My research focuses on adaptive information processing in mammalian brain. My research is on neural coding, and the behavioural and informational bases of sensory processing and decision making in the cortex by combining behavioural, electrophysiological, optogenetic, computational and theoretical approaches. The main question I would like to answer is: how does the brain selectively processes sensory information to generate a reliable perception of the world? I use a rodent whisker-mediated somatosensory system as the model system to address this question.
What is it about your field of research that gets you most excited?
In the past decade, several new techniques of observation and perturbation of neuronal data (such as optogenetics and two- and multiple-photon imaging) have emerged but they are still to be employed to their full potential in an integrative matter, to understand how the activity of the neurons give rise to behaviour.
Which scientists working today do you most admire, and why?It's a long list! I enjoy the research by Mandyam Srinivasan on honeybees and birds navigation using optic flow, and Rüdiger Wehner's research on the navigation behaviour in social insects. George Paxinos for his seminal work on the anatomy of brain. James Poulet has amazing research on neuronal basis of thermal perception. Among my colleagues, I admire John Bekkers for being a great teacher and great researcher at the same time, and Colin Clifford for his selfless devotion and unconditional support.
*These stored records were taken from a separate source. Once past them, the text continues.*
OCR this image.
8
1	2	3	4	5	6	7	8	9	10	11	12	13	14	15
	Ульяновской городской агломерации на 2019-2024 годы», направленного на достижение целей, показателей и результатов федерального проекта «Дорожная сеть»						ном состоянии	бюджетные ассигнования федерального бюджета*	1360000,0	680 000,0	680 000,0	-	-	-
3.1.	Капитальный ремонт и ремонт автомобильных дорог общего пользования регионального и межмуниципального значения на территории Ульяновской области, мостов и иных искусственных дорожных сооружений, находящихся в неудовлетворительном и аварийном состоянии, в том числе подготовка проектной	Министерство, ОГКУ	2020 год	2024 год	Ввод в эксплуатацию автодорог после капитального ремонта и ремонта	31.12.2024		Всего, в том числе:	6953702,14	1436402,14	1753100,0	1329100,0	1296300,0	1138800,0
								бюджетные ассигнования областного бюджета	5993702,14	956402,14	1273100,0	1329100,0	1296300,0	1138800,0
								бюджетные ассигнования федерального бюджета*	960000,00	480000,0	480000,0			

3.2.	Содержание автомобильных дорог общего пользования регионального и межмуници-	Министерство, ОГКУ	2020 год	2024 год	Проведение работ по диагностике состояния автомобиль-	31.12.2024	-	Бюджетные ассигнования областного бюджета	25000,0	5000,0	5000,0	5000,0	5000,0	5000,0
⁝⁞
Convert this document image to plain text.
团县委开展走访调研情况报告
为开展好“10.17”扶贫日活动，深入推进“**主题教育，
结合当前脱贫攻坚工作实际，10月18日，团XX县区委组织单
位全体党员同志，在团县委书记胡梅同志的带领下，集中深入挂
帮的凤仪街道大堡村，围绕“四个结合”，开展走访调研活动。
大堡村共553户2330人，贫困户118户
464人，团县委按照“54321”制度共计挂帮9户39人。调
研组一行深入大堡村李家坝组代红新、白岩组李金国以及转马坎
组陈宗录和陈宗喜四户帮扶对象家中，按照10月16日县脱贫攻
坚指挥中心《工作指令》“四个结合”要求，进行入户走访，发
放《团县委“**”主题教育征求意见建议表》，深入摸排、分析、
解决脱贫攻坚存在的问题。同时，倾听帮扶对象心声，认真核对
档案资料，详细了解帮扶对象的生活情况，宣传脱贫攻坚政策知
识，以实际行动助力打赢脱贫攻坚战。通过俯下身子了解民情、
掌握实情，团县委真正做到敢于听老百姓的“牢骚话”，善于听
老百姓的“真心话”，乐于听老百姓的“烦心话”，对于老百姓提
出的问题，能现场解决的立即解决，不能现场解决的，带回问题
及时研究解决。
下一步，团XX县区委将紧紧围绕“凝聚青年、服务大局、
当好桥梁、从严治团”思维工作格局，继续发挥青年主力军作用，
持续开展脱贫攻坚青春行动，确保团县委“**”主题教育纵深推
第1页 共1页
What do you think are the biggest challenges currently facing life scientists and their work?
The brain is probably the most complex organ in the universe. Understanding how the brain works requires a coordinated, synergic and integrative drive at multiple levels from molecular, cellular and circuit level to cognitive level and behaviour. We have gathered a lot of data about the brain, yet we know little about how it functions. The biggest challenge facing neuroscience research is to develop new techniques to process the data acquired from all these levels and disciplines, and to turn this massive, exponentially accumulating load of data, to knowledge.
What’s your favorite science quote?
If our brain were so simple we could understand it, we would be so simple we couldn't.
Thank you Mehdi - we hope you enjoy your trip to France - it's a long haul from Australia!